No levantamento do Datafolha divulgado no final de setembro, apenas 3% dos paulistanos se disseram adeptos frequentes dessa prática, que ainda é novidade por aqui. Mas tempo não é sinônimo de sucesso. Em Londres, que investiu em ciclovias no início dos anos 2000, apenas 2,5% da população usa bicicletas para ir ao trabalho. O número contrasta –e muito– com o das metrópoles mais bem sucedidas neste quesito. Em Amsterdã, 57% dos moradores pedalam diariamente e em Copenhague, 52% fazem o mesmo. Por que será então que em algumas cidades as ciclovias vivem lotadas e em outras, vazias?

A primeira explicação é a segurança dessas faixas. Quando as pistas são bem projetadas, com ao menos 1,5 metro de largura e mais meio metro reservado apenas para isolar as bikes dos carros, elas se tornam mais procuradas por quem se sente vulnerável ao pedalar: mulheres e pessoas acima dos 60 anos. Sem essas condições, os que se arriscam nas bicicletas são na maioria homens entre 25 e 40 anos, mais dispostos a enfrentar o perigo de transitar entre carros, ônibus e motos. E, mesmo que haja uma separação entre a ciclovia e a faixa dos carros, de nada adianta se a pista for expressa, de alta velocidade, o que também vale para corredores de ônibus (já falamos sobre isso aqui). Pouco atraente ainda é a criação de ciclopassarelas, trechos elevados e, portanto, mais ermos, que podem ser usados estrategicamente para roubos e furtos de ciclistas.

Outro ponto que pode gerar maior ou menor adesão é a legislação de trânsito. Tanto na Holanda quanto na Dinamarca essas leis protegem os ciclistas e, em caso de acidente, os motoristas são responsabilizados com punições severas. Isso faz com que se dirija com mais cuidado e respeito às bicicletas. O cuidado vale também na mão inversa: é preciso fazer com que ciclistas respeitem semáforos, faixas de pedestres e o sentido das pistas, não transitem nas calçadas e se façam notar com faróis, luzes traseiras e roupas chamativas.

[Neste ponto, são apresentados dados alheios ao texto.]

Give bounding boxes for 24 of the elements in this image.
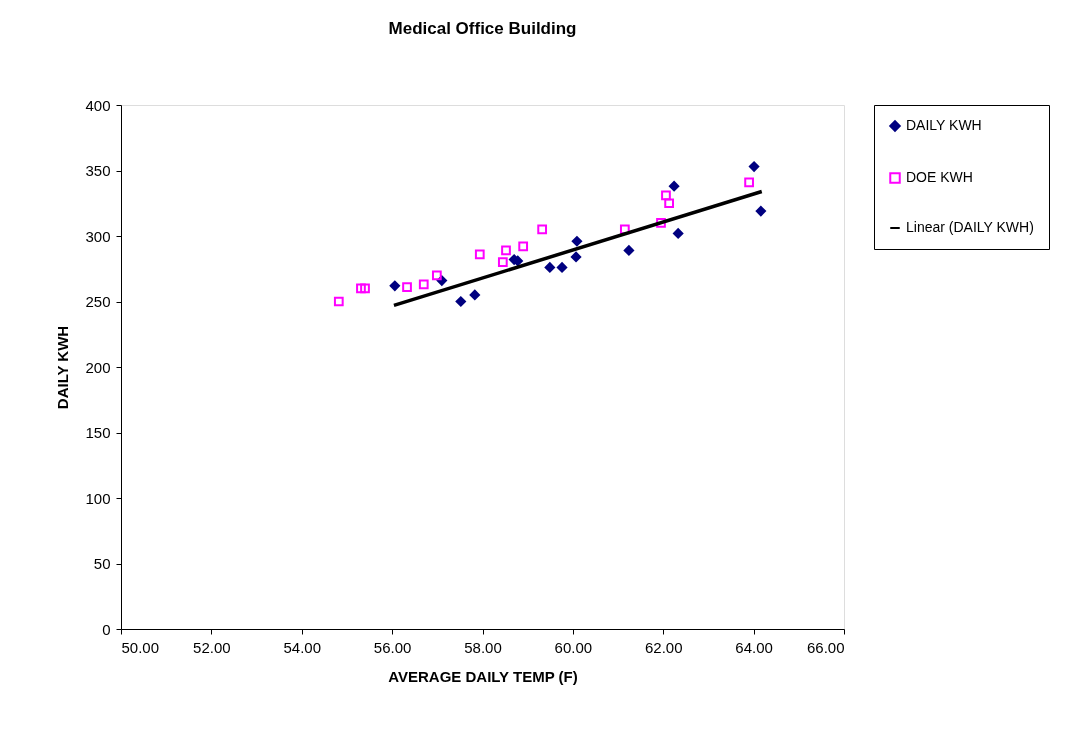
chart-title: Medical Office Building: [388, 19, 577, 38]
y-tick-label: 100: [85, 489, 111, 507]
x-tick-label: 62.00: [644, 638, 683, 656]
y-tick-label: 150: [85, 424, 111, 441]
legend-label: DOE KWH: [906, 169, 973, 185]
y-tick-label: 250: [85, 293, 111, 310]
y-tick-label: 50: [93, 555, 111, 572]
x-tick-label: 50.00: [121, 638, 160, 656]
x-tick-label: 60.00: [554, 638, 593, 656]
y-tick-label: 200: [85, 358, 111, 376]
x-tick-label: 54.00: [283, 638, 322, 656]
y-tick-label: 300: [85, 227, 111, 245]
y-tick-label: 400: [85, 96, 111, 114]
y-tick-label: 350: [85, 162, 111, 179]
x-tick-label: 66.00: [806, 638, 845, 656]
x-tick-label: 56.00: [373, 638, 412, 656]
y-axis-title: DAILY KWH: [54, 325, 72, 410]
legend-label: DAILY KWH: [906, 117, 982, 133]
x-axis-title: AVERAGE DAILY TEMP (F): [388, 667, 578, 685]
x-tick-label: 58.00: [464, 638, 502, 656]
y-tick-label: 0: [102, 620, 111, 638]
legend-label: Linear (DAILY KWH): [906, 219, 1034, 235]
x-tick-label: 64.00: [735, 638, 773, 656]
x-tick-label: 52.00: [193, 638, 231, 656]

Por fim, se forem ofertados meios de transporte mais confortáveis e rápidos do que as bikes, a população certamente tenderá a escolhê-los. Isso vale tanto para os carros vendidos com isenção de IPI quanto para as amplas malhas de trilhos. Nesses casos, as ciclovias só serão requisitadas nos bairros mais pobres, desprovidos transporte público e onde a maioria dos moradores não tem carro.

Em resumo, segundo especialistas, para se optar pelos pedais é preciso que as outras opções sejam caras demais ou muito inconvenientes. A não ser…

A não ser que, a exemplo do que já ocorreu em outros locais, pedalar se torne uma questão cultural, uma bandeira a ser defendida. E isso os ciclo ativistas sabem fazer muito bem. Talvez a aposta do projeto paulistano resida nisso: apresentar as ciclovias como uma “proposta do bem”, que possa ser encampada pela população ainda que mais por ideologia do que por razões práticas. Em todo o caso, para sucesso da empreitada e segurança geral, seria bom que em São Paulo fossem considerados também os demais pontos envolvidos na criação e adesão às ciclovias.